- Died: 16th day, 5th month of 1593
- Cause of death: Execution
- Military career
- Allegiance: Joseon
- Rank: Rank 2B
- Conflicts: Imjin War Battle of Haejŏngch'ang; ;

Korean name
- Hangul: 한극함
- Hanja: 韓克諴
- RR: Han Geukham
- MR: Han Kŭkham

Courtesy name
- Hangul: 극숙
- Hanja: 克淑
- RR: Geuksuk
- MR: Kŭksuk

= Han Kŭkham =

Korean military leader (?–1593)

Han Kŭkham (died on the 16th day, 5th month of 1593) was a Korean military commander active during the mid-Joseon period.

==Imjin War==
Han Kŭkham held the position of Provincial Military Commander in Northern Hamgyŏng at the outbreak of the Imjin War in 1592. When the Second Japanese Division under Katō Kiyomasa advanced into the region, Prince Imhae—dispatched to mobilize loyalist resistance—ordered Han to obstruct the Japanese incursion. Han sought to mobilize troops from the Six Garrison Posts of Northeastern Hamgyŏng and preemptively secure Mach'ŏllyŏng pass. However, the Japanese vanguard under Katō had already crossed the pass by the time his forces arrived.

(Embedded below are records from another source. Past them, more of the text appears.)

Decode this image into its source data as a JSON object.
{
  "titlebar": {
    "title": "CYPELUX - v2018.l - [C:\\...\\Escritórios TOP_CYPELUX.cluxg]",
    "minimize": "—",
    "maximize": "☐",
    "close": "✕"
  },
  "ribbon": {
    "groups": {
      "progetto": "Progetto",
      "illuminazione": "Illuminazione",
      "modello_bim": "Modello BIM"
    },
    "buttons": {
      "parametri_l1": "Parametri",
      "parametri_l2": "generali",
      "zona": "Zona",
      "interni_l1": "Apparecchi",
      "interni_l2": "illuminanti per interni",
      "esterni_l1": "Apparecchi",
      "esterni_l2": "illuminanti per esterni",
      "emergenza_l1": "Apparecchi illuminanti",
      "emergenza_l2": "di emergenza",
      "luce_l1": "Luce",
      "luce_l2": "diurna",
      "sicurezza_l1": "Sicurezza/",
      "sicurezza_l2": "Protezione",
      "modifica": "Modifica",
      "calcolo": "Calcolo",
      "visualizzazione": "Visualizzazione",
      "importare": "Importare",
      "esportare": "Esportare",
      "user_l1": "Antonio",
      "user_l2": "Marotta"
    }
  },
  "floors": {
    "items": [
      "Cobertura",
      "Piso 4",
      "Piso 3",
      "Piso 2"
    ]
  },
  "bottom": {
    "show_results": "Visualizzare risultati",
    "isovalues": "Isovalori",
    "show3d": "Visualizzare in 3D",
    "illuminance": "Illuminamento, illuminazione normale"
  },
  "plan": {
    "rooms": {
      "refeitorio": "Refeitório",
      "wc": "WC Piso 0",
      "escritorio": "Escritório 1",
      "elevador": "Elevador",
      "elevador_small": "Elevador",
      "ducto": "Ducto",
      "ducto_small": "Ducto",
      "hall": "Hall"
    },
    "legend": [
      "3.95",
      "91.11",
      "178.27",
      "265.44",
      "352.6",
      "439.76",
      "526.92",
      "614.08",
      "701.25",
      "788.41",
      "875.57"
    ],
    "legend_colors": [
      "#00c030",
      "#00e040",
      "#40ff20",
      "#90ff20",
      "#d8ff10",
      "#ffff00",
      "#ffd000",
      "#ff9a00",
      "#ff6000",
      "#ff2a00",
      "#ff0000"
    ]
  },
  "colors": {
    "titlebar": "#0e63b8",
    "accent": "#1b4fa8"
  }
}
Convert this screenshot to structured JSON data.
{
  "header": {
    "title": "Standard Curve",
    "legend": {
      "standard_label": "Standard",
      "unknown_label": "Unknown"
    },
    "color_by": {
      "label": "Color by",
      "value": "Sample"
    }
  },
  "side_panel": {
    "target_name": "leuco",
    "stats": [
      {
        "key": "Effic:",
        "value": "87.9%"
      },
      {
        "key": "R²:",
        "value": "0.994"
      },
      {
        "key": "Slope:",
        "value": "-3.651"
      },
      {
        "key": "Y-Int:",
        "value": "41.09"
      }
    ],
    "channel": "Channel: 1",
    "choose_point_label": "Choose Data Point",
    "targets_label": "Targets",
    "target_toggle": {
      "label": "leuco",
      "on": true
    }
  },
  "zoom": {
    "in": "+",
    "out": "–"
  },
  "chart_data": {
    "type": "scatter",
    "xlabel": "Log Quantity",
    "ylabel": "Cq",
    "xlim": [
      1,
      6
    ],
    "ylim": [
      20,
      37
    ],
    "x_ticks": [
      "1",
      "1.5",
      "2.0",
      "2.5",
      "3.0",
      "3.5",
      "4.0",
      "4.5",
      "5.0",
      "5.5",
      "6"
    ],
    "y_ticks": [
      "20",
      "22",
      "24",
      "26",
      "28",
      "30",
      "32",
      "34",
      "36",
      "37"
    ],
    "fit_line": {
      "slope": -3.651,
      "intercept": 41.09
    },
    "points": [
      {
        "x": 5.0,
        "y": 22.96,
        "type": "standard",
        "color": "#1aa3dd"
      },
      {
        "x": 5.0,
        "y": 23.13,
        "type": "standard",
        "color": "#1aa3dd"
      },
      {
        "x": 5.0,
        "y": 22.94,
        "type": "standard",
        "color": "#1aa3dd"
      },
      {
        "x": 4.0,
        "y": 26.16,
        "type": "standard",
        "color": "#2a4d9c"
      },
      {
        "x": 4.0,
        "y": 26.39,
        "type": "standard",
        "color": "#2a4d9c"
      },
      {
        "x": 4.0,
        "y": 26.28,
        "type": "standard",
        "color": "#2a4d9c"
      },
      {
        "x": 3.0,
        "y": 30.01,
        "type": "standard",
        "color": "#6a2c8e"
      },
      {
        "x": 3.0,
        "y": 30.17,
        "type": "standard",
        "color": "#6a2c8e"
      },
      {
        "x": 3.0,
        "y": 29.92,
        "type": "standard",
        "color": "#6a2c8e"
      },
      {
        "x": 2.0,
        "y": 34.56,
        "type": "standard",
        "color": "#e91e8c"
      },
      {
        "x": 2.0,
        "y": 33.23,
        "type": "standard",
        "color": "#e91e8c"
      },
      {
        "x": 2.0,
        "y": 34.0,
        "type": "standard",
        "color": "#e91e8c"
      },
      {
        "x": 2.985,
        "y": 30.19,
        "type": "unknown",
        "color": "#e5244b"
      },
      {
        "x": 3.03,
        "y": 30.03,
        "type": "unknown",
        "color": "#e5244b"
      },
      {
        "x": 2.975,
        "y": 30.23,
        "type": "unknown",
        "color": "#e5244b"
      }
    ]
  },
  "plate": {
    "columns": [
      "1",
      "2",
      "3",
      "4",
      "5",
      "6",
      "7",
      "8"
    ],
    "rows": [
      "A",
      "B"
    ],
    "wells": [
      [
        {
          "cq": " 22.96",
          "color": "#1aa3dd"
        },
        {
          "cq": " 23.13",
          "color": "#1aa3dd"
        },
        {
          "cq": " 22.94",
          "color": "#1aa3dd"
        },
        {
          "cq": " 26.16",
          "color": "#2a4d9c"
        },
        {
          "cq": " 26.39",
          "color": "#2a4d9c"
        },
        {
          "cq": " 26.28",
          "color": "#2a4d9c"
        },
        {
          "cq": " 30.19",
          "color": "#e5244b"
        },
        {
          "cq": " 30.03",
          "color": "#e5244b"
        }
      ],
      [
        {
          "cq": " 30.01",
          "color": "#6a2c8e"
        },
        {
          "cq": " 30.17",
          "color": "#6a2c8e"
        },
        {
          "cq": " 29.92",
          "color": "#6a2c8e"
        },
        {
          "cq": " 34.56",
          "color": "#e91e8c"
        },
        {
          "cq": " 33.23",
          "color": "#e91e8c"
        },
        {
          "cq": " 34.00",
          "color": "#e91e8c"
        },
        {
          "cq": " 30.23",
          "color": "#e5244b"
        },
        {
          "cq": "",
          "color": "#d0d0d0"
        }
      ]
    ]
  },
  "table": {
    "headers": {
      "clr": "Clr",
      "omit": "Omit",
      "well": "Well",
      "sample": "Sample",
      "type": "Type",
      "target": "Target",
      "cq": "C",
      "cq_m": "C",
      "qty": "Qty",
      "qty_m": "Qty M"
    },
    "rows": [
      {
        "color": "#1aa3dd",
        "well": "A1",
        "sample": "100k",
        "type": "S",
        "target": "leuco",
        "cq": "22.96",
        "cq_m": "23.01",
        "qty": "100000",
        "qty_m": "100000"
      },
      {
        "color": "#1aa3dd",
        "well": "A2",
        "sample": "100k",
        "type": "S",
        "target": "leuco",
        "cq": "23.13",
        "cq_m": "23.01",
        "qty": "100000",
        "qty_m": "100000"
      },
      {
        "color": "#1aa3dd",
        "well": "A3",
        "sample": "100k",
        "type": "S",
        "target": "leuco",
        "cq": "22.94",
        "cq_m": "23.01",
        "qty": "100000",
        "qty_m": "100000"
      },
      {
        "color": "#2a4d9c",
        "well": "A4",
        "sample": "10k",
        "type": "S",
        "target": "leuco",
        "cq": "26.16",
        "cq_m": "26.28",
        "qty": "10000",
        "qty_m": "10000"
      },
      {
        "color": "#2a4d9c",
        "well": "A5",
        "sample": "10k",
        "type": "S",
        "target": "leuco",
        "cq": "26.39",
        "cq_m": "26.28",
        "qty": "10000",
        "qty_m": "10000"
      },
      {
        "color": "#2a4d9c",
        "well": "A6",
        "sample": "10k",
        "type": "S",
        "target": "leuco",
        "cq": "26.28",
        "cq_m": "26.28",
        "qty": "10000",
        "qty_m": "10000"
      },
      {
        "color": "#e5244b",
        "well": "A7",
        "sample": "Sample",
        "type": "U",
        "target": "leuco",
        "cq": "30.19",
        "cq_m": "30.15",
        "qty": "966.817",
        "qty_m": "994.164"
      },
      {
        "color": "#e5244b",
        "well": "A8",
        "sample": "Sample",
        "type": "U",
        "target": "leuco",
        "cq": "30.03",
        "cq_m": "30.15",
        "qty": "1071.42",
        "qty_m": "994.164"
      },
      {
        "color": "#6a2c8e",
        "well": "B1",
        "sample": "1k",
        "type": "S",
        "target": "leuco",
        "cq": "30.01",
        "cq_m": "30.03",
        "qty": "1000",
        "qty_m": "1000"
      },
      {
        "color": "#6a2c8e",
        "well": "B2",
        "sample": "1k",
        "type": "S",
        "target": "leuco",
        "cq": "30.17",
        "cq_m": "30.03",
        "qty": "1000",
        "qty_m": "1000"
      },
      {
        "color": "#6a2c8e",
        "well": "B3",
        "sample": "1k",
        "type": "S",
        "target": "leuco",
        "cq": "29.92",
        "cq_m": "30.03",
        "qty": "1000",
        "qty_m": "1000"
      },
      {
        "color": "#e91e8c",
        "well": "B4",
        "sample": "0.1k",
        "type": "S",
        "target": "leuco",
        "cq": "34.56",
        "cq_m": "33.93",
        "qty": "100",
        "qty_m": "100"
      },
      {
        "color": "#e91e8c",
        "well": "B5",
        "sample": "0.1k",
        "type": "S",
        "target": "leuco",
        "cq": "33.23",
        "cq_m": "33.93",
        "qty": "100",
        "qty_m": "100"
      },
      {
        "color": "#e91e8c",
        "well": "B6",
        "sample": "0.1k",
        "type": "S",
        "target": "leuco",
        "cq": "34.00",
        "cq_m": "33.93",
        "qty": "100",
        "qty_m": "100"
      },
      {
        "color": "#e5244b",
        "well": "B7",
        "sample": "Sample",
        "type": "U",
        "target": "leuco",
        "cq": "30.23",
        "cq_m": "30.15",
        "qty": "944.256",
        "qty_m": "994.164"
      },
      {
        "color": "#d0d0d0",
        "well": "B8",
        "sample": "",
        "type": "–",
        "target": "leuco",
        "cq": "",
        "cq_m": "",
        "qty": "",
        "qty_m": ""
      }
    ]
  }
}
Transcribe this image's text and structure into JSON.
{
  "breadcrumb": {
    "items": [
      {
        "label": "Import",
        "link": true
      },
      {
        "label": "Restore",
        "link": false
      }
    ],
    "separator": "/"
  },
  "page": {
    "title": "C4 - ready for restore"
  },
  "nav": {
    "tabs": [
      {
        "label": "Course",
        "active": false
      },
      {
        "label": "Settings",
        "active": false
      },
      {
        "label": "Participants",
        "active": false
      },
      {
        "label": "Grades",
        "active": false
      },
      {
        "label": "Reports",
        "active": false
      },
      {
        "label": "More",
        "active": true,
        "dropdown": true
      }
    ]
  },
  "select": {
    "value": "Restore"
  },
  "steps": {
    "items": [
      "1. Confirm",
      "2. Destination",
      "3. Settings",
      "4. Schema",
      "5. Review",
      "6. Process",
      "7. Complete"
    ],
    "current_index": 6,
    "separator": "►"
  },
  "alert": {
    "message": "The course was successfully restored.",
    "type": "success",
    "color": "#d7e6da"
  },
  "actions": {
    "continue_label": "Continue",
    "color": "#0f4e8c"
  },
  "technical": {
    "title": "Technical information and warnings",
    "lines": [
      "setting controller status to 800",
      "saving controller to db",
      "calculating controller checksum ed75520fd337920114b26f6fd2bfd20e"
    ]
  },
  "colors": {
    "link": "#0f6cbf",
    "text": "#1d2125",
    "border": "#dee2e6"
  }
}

=== Battle of Haejŏngch'ang ===
On the 17th day, 7th month of 1592, Han Kŭkham launched a surprise attack on Japanese forces stationed at Haejŏngch'ang, a granary facility located in Sŏngjin close to the pass. Initially, the Joseon forces leveraged their superiority in cavalry and archery on open terrain, forcing the Japanese to retreat into the compound. Han's forces laid siege to the warehouse.

However, the Japanese troops fortified their position using grain sacks, which shielded them from arrows and enabled effective counterattacks using arquebuses. As conditions worsened, Han withdrew to a nearby hilltop and established a defensive encampment. On the 18th day, 7th month of 1592, utilizing dense fog for concealment, Japanese troops launched a surprise attack on the hill, causing disarray in the Joseon ranks. Following the collapse of the defense at Haejŏngch'ang, Han fled the battlefield and retreated to Kyŏngsŏng. Ham relocated as far as Sŏsura, a Jurchen village to avoid Japanese troops, but was denied refuge. Eventually, he was sheltered by civilians in Kyŏngwŏn, where he was captured by local collaborators and turned over to the Japanese.

=== Captivity and death ===
During his captivity, Han cooperated with Katō Kiyomasa, allegedly offering forty strategic recommendations and surrendering his two daughters to the Japanese general. His son, Han Kyŏk, also provided geographical intelligence, including maps of Joseon and Ming China. Amid mounting pressure from Ming reinforcements and irregular forces led by Chŏng Munbu, the Japanese army began its retreat to Seoul. During this withdrawal, in 4th month of 1593, Han Kŭkham succeeded in escaping from captivity. Han escaped from Japanese custody and reached the camp of Ko Ŏnbaek. There, he was arrested. Due to his abandonment of Princes Imhae and Sunhwa, as well as his collaboration with the enemy while in captivity, Han Kŭkham was executed on 16th day, 5th month of 1593.